さて、今でこそ健康被害や依存性が指摘され、やれ身体の毒だ百害あって一理無しだと散々に言われるタバコですが、ルーツを辿ると宗教上の儀式に使われていたりもします。
インディアンは宗教の一儀式としてタバコを日常的に吸っていました。タバコには神経を落ち着ける作用があり、こうした精神に働きかける作用が大いなる神秘に繋がると考えられていたのですね。
LSDなどに代表される幻覚剤も、当時のアメリカのシャーマンと呼ばれる人々の間では神々の世界に繋がる薬だと考えられていました。
凛世教もかつてはケシやマオウの栽培が盛んに行われていました。凛世さまのいる世界に繋がって精神の安寧を得るために、ケシの実の乳液から煎じた"よろこび茶"やマオウから精製した粉薬(今でいうメタンフェタミンでしょうか?)を頻繁に使っていました。
一部の僧侶は使いすぎて凛世さまの世界に飛びすぎてしまったりもしましたが、みな修行のために喜んで使いました。
これらの薬は凛世教の布教にも大変役立ちました。
凛世さまなどいないと頑なに否定する方にケシの実を煎じたお茶をすすめたり、粉薬をすすめると、不思議なことにみな凛世さまにすがるようになるのです。
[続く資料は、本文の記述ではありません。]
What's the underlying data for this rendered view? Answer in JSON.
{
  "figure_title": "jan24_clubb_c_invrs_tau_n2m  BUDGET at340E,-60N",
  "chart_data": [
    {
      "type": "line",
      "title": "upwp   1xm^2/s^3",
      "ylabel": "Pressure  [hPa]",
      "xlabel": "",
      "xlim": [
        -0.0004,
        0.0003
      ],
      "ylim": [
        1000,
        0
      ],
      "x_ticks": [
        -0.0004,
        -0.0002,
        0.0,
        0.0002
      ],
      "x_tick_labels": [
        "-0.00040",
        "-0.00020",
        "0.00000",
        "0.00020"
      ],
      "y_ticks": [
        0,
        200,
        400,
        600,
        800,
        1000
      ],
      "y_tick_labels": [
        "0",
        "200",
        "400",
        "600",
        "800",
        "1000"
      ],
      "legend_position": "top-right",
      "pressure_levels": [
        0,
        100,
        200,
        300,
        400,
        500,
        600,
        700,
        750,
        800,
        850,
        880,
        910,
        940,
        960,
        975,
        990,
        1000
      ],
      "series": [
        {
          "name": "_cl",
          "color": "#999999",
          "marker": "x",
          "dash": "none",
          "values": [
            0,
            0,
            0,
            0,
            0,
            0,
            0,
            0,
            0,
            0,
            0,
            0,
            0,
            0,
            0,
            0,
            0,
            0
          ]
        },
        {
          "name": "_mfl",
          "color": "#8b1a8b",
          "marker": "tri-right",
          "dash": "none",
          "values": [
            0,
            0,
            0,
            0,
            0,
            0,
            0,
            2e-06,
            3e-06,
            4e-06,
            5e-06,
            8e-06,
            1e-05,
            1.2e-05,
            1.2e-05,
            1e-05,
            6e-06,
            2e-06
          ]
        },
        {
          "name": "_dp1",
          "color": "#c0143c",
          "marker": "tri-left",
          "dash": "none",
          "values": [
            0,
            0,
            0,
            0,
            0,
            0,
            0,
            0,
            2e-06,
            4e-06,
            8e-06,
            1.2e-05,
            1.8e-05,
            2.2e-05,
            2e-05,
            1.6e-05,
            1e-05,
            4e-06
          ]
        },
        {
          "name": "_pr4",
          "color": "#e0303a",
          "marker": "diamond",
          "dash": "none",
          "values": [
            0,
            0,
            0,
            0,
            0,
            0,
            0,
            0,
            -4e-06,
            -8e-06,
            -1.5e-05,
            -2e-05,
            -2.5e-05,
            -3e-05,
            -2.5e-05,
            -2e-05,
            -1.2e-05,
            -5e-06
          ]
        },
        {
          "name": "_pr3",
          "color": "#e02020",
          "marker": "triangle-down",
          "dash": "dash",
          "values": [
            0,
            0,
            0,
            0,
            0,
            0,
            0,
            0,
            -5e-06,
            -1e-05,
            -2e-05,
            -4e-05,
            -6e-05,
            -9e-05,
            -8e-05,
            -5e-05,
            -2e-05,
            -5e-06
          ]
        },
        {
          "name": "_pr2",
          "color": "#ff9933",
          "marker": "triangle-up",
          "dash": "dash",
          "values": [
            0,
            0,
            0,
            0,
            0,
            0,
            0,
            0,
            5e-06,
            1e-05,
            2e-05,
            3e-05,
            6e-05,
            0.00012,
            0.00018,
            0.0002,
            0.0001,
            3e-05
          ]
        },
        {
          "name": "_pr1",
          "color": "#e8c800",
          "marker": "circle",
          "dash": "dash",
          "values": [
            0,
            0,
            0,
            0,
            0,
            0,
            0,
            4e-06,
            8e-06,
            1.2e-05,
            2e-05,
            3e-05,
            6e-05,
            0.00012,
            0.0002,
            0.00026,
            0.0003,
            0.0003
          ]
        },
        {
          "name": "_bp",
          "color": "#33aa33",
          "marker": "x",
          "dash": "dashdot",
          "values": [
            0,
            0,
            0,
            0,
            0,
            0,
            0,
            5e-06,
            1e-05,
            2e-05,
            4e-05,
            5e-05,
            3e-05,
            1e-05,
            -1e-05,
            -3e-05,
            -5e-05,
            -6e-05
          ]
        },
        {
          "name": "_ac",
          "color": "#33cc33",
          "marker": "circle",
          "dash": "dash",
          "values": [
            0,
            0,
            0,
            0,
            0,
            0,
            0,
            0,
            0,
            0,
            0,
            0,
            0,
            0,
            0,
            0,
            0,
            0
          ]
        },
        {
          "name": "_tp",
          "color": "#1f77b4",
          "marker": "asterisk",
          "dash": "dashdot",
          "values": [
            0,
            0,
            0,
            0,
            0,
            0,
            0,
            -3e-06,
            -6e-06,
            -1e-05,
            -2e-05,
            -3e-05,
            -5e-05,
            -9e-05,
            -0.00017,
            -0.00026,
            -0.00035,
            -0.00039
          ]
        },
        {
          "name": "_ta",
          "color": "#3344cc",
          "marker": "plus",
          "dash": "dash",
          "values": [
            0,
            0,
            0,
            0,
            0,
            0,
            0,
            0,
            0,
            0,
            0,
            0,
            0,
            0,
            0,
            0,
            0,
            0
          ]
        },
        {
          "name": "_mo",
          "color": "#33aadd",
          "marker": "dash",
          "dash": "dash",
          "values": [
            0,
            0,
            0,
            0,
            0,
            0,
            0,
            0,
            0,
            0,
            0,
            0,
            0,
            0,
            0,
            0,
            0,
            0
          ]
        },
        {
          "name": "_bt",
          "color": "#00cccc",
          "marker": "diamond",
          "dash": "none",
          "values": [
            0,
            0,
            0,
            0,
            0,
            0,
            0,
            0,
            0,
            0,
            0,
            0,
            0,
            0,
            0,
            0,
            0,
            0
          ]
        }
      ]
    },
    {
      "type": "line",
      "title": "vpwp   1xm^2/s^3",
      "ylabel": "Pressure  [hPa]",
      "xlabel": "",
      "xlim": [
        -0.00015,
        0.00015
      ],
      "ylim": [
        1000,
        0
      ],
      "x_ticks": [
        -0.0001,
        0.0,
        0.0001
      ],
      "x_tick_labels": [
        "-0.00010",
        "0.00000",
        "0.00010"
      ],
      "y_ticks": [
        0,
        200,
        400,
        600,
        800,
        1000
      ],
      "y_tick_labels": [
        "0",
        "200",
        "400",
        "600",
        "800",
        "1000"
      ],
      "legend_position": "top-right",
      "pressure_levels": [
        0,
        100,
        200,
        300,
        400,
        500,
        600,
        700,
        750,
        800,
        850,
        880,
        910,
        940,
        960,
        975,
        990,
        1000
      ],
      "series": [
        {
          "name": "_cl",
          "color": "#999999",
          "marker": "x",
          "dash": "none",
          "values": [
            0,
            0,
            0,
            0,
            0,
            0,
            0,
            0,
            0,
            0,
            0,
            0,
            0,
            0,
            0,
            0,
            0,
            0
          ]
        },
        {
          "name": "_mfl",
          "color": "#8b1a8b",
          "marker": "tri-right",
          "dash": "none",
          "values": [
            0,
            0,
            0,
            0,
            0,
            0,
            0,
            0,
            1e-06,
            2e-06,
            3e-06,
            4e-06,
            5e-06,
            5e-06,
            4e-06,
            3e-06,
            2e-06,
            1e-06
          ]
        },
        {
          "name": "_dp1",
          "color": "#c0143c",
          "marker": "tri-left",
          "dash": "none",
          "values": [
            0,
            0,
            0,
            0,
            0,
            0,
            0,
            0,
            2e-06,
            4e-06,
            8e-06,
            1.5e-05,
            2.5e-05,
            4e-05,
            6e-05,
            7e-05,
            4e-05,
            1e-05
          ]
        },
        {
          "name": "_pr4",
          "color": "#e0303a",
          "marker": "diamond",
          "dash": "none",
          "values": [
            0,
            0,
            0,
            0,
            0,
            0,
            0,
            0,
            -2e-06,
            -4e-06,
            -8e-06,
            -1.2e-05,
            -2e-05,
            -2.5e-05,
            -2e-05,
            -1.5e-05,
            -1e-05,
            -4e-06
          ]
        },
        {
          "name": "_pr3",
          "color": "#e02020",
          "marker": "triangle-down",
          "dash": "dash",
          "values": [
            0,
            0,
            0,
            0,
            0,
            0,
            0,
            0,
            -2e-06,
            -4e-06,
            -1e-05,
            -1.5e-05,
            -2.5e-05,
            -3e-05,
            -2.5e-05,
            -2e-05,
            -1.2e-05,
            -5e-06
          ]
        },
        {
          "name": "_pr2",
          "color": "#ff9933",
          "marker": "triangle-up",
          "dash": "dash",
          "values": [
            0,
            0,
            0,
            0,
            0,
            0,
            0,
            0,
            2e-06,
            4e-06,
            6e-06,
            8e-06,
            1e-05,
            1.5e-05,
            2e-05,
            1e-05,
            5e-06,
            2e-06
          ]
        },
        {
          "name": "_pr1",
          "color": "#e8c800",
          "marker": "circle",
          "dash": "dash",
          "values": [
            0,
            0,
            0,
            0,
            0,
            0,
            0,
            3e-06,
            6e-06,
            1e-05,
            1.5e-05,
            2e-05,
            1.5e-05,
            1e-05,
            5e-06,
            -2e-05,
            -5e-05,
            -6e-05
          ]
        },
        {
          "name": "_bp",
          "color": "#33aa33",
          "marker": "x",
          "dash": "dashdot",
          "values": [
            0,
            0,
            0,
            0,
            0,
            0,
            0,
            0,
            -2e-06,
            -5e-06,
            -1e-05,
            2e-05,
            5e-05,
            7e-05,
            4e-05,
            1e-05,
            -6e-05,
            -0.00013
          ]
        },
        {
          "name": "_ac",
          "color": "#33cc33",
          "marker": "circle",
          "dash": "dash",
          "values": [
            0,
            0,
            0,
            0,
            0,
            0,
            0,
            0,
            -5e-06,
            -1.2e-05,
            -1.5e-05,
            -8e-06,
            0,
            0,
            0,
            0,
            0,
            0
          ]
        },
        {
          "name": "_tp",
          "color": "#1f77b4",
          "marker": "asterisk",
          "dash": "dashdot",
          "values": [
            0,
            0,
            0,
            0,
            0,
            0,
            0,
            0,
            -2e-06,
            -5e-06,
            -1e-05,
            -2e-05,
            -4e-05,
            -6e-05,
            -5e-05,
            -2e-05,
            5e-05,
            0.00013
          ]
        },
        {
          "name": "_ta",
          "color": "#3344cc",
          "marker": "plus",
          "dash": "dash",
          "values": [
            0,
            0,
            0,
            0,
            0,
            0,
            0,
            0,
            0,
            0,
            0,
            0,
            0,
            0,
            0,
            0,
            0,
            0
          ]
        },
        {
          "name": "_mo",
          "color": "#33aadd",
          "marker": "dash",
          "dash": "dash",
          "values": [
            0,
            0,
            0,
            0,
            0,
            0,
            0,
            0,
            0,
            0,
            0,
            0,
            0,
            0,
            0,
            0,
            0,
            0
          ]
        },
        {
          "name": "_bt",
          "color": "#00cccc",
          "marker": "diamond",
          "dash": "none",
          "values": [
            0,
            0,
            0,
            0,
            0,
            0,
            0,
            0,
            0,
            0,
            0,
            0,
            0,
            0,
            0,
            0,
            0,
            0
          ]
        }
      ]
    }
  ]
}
中には村中の井戸によろこび茶を投げ入れて村人全員に凛世教を布教したり、粉薬を売ってお布施を稼ぐこともありました。
ところが、明治に入ってからこのような動きをよく思わない政府がケシの実の栽培を禁止してしまいます。凛世教はケシ栽培とマオウ栽培でお布施を荒稼ぎしていましたからこれは困ったことになりました。
このことにひどく心を痛めた大僧正、凛世紗布礼同衾聖(りんぜ・しゃぶれい・どうきんせい)さまは当時の英国の清との外交を参考に、政府に対してケシ栽培の専有を求め戦争を仕掛けることにしました。
残念なことに戦争には負け、多くの殉教者を生み出してしまいます。さらに不幸なことに秘密裏に栽培していたケシ畑も燃やされ、凛世教は存続の危機を危ぶまれるほどに衰退しました。
捕まった凛世紗布礼同衾聖さまが処刑される前夜、獄中にてこう書き残したそうです。
その凛世すき
今でも凛世教の文化的価値を保護するため、一部の僧侶が極秘裏に栽培を行なっていますが、いつ警察に摘発されてしまうかわかりません。
文化や伝統というものは実は意外と脆いもので、私たちが意識して守らなければすぐに消えてしまうことを改めて考える必要がありそうです。